Market Comparison Analysis

import numpy as np

def market_comparison(yields_df):
    summary = yields_df.groupby("city").agg({
        "gross_yield_pct": ["mean", "median", "std", "min", "max"],
        "avg_sale_price": "median",
        "avg_monthly_rent": "median"
    }).round(2)

    print("\nGlobal Rental Yield Comparison:")
    print("=" * 60)

    city_stats = yields_df.groupby("city")["gross_yield_pct"].agg(["mean", "std"])
    city_stats = city_stats.sort_values("mean", ascending=False)

    for city, row in city_stats.iterrows():
        bar = "█" * int(row["mean"] * 2)
        print(f"  {city:15s} {row['mean']:5.2f}% (±{row['std']:.2f}) {bar}")
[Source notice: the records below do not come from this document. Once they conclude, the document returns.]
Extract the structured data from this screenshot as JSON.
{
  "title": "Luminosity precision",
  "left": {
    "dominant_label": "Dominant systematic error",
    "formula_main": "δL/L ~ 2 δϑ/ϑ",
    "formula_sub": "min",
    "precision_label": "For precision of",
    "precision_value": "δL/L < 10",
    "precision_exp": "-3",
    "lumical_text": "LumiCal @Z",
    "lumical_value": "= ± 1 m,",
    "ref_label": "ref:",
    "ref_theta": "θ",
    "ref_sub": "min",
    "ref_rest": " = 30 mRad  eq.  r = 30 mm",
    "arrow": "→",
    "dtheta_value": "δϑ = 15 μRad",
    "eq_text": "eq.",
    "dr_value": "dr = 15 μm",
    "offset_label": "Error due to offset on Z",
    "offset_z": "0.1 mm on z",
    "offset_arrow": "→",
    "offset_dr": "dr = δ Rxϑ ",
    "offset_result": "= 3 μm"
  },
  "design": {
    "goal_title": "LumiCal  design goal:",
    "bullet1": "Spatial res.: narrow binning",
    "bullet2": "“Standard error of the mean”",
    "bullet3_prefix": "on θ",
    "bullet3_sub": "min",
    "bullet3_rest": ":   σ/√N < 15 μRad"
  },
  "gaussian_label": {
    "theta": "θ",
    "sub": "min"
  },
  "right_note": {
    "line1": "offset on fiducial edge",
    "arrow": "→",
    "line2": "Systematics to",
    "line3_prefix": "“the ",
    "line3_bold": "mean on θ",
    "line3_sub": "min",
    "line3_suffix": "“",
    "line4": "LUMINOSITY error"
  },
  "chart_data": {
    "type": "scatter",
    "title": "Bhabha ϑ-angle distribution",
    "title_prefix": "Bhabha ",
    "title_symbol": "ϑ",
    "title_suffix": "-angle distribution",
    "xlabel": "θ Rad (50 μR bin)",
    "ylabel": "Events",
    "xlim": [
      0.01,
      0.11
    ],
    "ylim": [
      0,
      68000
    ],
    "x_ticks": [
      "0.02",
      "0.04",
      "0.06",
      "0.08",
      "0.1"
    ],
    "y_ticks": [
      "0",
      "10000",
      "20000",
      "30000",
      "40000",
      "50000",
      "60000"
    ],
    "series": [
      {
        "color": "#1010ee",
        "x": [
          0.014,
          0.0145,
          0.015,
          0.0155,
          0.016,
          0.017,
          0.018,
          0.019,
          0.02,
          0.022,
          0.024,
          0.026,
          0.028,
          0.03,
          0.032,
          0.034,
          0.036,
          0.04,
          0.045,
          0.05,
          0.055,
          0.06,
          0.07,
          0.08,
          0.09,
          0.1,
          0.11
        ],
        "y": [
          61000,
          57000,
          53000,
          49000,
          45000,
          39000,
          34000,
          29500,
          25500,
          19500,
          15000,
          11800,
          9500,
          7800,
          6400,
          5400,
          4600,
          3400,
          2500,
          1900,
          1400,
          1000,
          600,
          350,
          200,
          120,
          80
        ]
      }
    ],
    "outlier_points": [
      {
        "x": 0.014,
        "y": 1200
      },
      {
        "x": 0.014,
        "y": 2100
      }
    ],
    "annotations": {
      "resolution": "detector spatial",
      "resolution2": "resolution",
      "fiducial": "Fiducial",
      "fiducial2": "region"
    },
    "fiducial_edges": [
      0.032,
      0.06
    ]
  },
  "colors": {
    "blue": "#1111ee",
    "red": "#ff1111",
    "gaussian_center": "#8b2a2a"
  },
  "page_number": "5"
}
    # Find best value neighborhoods
    print("\nTop 10 Highest-Yield Neighborhoods:")
    top = yields_df.nlargest(10, "gross_yield_pct")
    for _, row in top.iterrows():
        print(f"  {row['city']}/{row['neighborhood']}: "
              f"{row['gross_yield_pct']:.2f}% "
              f"(${row['avg_monthly_rent']:,.0f}/mo, "
              f"${row['avg_sale_price']:,.0f} purchase)")

market_comparison(yields)

Price-to-Rent Ratio Tracking

def price_to_rent_ratio(yields_df):
    yields_df["price_to_rent"] = (
        yields_df["avg_sale_price"] / 
        (yields_df["avg_monthly_rent"] * 12)
    ).round(1)

    # Classification
    def classify(ratio):
        if ratio < 15:
            return "Buy favorable"
        elif ratio < 20:
            return "Neutral"
        else:
            return "Rent favorable"

    yields_df["recommendation"] = yields_df["price_to_rent"].apply(classify)

    city_avg = yields_df.groupby("city")["price_to_rent"].median()
    for city, ratio in city_avg.sort_values().items():
        rec = classify(ratio)
        print(f"  {city}: {ratio:.1f}x ({rec})")

price_to_rent_ratio(yields)

Scraping Infrastructure

ScraperAPI renders JavaScript-heavy property portals and rotates proxies automatically
ThorData gives you geo-targeted IPs for accessing region-locked property sites
ScrapeOps tracks success rates across all your property scrapers

Conclusion

Scraping rental yields across global markets gives you an investing edge that normally costs thousands. Start with 2-3 cities you know well (to validate your data), then expand globally. Remember to cache results and respect rate limits — property sites update slowly, so daily scraping is usually sufficient.